Panic had sapped every trace of their manhood. They had concern only for their own skins; for the miserables remaining on the Grosser Carl they had none. And if for a minute any of them permitted himself to think, he decided that in the Herr Gott's good time the English would send boats and fetch them off. The English had always a special gusto for this meddling rescue work.

However, it is easy to decide on lowering boats, but not always so easy to carry it into safe fact if you are mad with scare, and there is no one whom you will listen to to give the necessary simple orders.

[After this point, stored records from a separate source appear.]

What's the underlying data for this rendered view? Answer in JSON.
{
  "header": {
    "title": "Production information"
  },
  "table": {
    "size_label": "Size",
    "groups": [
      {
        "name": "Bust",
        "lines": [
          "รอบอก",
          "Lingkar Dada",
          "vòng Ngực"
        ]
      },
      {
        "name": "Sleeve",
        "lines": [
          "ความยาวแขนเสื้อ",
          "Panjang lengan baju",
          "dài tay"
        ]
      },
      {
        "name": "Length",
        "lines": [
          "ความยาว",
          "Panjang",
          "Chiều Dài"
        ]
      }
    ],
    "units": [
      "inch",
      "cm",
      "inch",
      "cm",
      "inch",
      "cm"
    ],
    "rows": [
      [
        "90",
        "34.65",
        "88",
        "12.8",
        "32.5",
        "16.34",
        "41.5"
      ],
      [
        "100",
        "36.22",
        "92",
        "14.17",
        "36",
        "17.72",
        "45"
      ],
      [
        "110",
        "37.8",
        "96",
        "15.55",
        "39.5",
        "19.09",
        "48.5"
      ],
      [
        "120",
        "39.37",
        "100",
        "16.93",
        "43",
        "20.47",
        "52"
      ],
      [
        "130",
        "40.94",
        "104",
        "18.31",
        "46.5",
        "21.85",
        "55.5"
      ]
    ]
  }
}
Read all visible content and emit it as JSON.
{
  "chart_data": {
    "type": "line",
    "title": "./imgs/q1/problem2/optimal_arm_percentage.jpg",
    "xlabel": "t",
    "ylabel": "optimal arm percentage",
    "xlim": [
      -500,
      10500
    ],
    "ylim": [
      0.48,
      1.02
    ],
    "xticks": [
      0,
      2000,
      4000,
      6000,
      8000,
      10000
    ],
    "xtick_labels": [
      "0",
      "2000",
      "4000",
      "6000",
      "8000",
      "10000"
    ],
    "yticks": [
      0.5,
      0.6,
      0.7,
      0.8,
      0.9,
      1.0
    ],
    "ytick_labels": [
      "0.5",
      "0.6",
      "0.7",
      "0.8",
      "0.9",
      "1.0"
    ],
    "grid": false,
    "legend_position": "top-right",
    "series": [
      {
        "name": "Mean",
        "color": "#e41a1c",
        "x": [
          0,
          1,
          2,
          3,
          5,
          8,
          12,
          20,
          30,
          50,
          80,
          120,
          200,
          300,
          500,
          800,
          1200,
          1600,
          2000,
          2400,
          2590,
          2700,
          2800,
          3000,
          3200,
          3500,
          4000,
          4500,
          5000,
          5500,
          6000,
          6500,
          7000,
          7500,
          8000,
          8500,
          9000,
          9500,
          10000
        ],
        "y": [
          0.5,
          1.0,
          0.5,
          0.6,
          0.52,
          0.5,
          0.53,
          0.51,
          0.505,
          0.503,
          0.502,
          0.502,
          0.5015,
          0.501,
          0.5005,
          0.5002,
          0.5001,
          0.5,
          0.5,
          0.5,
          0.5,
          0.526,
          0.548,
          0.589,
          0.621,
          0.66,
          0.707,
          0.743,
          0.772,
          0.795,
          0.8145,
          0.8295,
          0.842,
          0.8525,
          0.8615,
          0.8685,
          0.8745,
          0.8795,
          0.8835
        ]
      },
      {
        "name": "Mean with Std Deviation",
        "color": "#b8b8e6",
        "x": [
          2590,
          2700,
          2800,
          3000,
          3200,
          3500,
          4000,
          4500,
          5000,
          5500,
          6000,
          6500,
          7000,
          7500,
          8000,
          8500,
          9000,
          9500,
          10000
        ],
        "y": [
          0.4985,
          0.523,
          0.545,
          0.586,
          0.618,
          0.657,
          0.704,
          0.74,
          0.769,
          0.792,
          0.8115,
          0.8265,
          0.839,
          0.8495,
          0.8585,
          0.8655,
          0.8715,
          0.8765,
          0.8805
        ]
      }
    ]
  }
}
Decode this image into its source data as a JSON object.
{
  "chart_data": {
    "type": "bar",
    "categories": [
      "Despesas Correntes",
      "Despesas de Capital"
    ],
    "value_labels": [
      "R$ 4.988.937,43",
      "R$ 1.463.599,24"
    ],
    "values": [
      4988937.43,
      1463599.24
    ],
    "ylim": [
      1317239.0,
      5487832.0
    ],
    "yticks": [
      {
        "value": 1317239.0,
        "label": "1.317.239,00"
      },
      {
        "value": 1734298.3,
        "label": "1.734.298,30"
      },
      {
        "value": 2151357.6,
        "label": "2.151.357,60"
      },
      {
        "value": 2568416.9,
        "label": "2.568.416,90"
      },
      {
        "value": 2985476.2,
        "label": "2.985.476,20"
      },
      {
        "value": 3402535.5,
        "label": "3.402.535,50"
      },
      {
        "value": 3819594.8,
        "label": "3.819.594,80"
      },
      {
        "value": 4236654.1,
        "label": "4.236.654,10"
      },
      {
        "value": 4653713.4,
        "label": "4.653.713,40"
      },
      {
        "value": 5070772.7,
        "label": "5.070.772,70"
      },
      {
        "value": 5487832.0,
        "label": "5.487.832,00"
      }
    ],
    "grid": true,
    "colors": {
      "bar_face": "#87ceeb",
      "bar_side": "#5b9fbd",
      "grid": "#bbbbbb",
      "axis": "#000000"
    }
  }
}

And, as a consequence, one boat, chiefly manned by the coal interest, swamped alongside before it could be shoved clear; the forward davit fall of another jammed, and let it dangle vertically up and down when the after fall overhauled; and only one boat got away clear.

The reception which this small cargo of worthies met with surprised them. They pulled with terrified haste to the Flamingo, got under her lee, and clung desperately to the line which was thrown to them. But to the rail above them came the man who expected to be ruined by this night's work, and the pearls of speech which fell from his lips went home through even their thick hides.

Captain Kettle, being human, had greatly needed some one during the last half-hour to ease his feelings on--though he was not the man to own up to such a weakness, even to himself--and the boat came neatly to supply his want. It was long enough since he had found occasion for such an outburst, but the perfection of his early training stood him in good stead then. Every biting insult in his vocabulary, every lashing word that is used upon the seas, every gibe, national, personal, or professional, that a lifetime of hard language could teach, he poured out on that shivering boat's crew then.